Quando gli abitanti della Vecchia Nanna cominciarono a prenderci gusto, si accorsero che il nemico se la dava a gambe. I guerrieri più terribili e sanguinari erano diventati improvvisamente pallidi come la morte, terrorizzati non dai nemici ma da qualcosa che avanzava dietro di loro. Lasciarono cadere le armi e cominciarono a gridare: — La foresta, la foresta! Questa è la fine del mondo…

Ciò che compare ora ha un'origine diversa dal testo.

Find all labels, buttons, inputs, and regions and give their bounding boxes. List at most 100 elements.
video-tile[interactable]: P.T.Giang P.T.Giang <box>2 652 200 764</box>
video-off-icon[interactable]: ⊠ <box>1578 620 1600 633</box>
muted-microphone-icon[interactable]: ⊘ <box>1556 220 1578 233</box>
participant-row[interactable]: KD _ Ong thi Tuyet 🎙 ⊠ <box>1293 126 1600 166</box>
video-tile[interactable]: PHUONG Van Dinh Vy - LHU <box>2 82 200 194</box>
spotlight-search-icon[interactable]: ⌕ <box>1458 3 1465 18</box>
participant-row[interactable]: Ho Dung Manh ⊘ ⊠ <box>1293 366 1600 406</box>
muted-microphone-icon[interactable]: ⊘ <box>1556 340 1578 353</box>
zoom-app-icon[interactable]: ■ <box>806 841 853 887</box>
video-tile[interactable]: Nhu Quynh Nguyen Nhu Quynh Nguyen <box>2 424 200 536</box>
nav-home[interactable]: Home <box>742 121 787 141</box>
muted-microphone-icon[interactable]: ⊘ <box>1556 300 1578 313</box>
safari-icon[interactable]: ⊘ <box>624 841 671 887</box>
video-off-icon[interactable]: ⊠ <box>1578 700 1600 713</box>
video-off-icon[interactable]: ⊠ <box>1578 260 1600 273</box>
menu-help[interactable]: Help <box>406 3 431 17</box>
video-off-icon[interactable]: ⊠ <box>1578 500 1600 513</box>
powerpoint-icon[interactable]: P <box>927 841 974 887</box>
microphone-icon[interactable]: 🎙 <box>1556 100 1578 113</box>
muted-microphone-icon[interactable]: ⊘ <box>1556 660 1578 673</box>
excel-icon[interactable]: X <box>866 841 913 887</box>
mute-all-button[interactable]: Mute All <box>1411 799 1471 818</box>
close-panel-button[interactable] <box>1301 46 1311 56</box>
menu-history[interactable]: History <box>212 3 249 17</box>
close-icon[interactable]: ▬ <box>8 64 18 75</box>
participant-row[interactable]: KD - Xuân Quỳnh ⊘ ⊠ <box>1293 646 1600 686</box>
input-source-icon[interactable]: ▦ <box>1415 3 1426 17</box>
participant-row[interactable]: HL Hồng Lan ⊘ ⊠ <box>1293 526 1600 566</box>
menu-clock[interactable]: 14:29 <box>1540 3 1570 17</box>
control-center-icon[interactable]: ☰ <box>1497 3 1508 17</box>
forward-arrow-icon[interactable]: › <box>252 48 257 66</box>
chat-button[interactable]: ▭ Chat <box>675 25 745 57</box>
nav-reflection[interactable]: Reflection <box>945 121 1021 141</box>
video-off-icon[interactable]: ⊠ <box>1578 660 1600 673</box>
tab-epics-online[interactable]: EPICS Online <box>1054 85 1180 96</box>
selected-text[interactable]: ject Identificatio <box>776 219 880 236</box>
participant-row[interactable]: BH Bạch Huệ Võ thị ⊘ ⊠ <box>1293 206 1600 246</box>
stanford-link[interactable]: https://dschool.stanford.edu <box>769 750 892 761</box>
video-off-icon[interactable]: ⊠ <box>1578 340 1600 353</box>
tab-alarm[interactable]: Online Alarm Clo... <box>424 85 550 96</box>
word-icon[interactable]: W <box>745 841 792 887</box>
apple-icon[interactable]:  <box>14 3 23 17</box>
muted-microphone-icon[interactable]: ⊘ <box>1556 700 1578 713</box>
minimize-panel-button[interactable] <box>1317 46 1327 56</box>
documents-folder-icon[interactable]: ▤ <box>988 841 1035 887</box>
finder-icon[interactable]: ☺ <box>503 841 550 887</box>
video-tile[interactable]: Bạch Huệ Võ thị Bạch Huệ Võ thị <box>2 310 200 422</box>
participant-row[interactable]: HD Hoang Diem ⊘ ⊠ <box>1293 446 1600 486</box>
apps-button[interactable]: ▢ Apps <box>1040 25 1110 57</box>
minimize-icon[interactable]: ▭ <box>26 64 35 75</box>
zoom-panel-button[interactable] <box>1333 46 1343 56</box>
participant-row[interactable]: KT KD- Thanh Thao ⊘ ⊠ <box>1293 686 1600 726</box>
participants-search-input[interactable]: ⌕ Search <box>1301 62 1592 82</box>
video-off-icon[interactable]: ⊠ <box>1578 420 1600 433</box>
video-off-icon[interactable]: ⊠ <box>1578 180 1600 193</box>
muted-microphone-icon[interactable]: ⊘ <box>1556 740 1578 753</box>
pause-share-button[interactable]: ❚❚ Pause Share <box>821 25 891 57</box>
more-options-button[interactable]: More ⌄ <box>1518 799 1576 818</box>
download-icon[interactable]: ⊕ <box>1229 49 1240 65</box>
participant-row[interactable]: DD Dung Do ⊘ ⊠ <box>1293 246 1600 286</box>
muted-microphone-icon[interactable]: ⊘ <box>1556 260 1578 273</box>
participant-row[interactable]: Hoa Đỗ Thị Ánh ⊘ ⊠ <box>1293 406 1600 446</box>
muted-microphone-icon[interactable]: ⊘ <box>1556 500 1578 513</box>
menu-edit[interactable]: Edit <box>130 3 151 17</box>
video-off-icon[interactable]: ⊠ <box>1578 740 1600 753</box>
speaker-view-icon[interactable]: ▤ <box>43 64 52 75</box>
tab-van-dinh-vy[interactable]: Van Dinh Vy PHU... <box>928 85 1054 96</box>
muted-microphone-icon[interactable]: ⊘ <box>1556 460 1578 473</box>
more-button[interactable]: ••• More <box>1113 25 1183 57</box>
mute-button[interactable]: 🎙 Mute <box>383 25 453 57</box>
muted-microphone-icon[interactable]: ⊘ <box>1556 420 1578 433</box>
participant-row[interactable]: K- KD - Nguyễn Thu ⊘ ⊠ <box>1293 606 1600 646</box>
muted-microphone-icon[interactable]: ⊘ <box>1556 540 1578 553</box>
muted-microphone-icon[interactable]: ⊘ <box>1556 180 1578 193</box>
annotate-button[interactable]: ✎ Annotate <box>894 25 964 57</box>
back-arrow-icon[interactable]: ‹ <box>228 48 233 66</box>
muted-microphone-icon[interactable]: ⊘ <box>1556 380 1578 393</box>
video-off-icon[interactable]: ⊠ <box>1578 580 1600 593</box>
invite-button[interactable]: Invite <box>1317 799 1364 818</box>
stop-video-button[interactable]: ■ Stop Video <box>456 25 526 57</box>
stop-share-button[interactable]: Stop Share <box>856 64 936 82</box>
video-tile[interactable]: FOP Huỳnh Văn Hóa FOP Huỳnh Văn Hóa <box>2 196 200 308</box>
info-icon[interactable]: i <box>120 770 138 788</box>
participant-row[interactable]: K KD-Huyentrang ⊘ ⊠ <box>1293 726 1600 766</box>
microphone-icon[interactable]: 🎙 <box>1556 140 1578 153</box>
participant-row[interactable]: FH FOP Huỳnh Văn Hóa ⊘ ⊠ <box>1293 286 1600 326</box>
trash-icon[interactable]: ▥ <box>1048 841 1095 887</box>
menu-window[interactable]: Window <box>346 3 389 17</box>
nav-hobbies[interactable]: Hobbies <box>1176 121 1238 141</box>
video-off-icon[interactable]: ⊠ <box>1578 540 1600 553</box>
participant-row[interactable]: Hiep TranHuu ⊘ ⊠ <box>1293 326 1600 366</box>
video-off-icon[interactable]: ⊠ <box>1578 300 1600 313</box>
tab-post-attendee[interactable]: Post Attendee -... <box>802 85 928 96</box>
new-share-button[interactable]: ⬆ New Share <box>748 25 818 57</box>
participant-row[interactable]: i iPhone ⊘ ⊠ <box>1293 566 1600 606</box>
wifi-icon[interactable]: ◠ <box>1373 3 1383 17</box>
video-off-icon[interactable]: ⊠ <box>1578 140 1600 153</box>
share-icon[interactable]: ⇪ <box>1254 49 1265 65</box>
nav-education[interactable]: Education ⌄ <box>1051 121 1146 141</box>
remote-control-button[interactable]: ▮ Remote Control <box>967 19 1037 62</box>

Le grida e il clamore delle armi furono coperti dal fragore degli alberi che si erano appena svegliati. Una volta raggiunte le file dell’esercito di Peter, si sarebbero dati all’inseguimento degli uomini di Miraz; pareva di essere nel mare in burrasca. Vi è mai capitato di stare sulla cima di una collina, in una sera d’autunno, con il bosco sotto di voi e un vento formidabile che spira da sud in tutta la sua forza? Provate a immaginare il sibilo del vento e la foresta che, invece di rimanere ben piantata, comincia a muoversi: non una foresta popolata d’alberi, ma di uomini e donne giganteschi vagamente simili ad alberi, le cui braccia lunghissime ondeggiano come rami e le cui teste spargono una pioggia di foglie al più piccolo movimento. Ecco lo spettacolo cui si trovarono di fronte i Telmarini, e bisogna ammettere che anche gli abitanti di Narnia provarono un brivido di paura. In pochi secondi gli uomini di Miraz puntarono a rotta di collo verso il Grande Fiume, nella speranza di attraversare il ponte che conduceva alla città di Beruna: in questo modo sarebbero riusciti a difendersi dietro i bastioni e i portoni chiusi. Raggiunsero il fiume, ma ahimè non c’era più il ponte, visto che era scomparso il giorno prima. Una gran paura si impossessò di loro e furono circondati.
Che fine aveva fatto il ponte?
Quella mattina, di buon’ora, Lucy e Susan si erano svegliate dopo un breve sonno e avevano visto Aslan chino su di loro. Il leone aveva detto: — Stamani ci prenderemo una bella vacanza. — Si erano stropicciate gli occhi e avevano dato un’occhiata intorno. Gli alberi non c’erano più, ma una gran massa nera muoveva verso la Casa di Aslan. Bacco e le menadi, sue formidabili compagne e creature un po’ pazze, erano ancora nei paraggi e così il vecchio Sileno. Lucy, che si sentiva bene e riposata, scattò in piedi; tutti erano svegli e ridevano, suonavano il flauto o anche il cembalo. Gli animali (non quelli parlanti) si erano raccolti intorno alle altre creature, provenienti da ogni direzione.
— Che succede, Aslan? — chiese Lucy, con gli occhi che scrutavano di qua e di là e i piedi frementi dalla voglia di ballare.
— Venite, bambine — rispose Aslan. — Salitemi in groppa, per oggi.
— È fantastico — disse Lucy con un gridolino, e le ragazze si arrampicarono sulla schiena dorata come avevano già fatto molti anni prima. Poi l’allegra compagnia si mise in marcia: Aslan in testa seguito da Bacco e dalle menadi che saltavano, sgambettavano e facevano piroette; gli animali facevano le capriole e Sileno chiudeva la fila in groppa all’asino.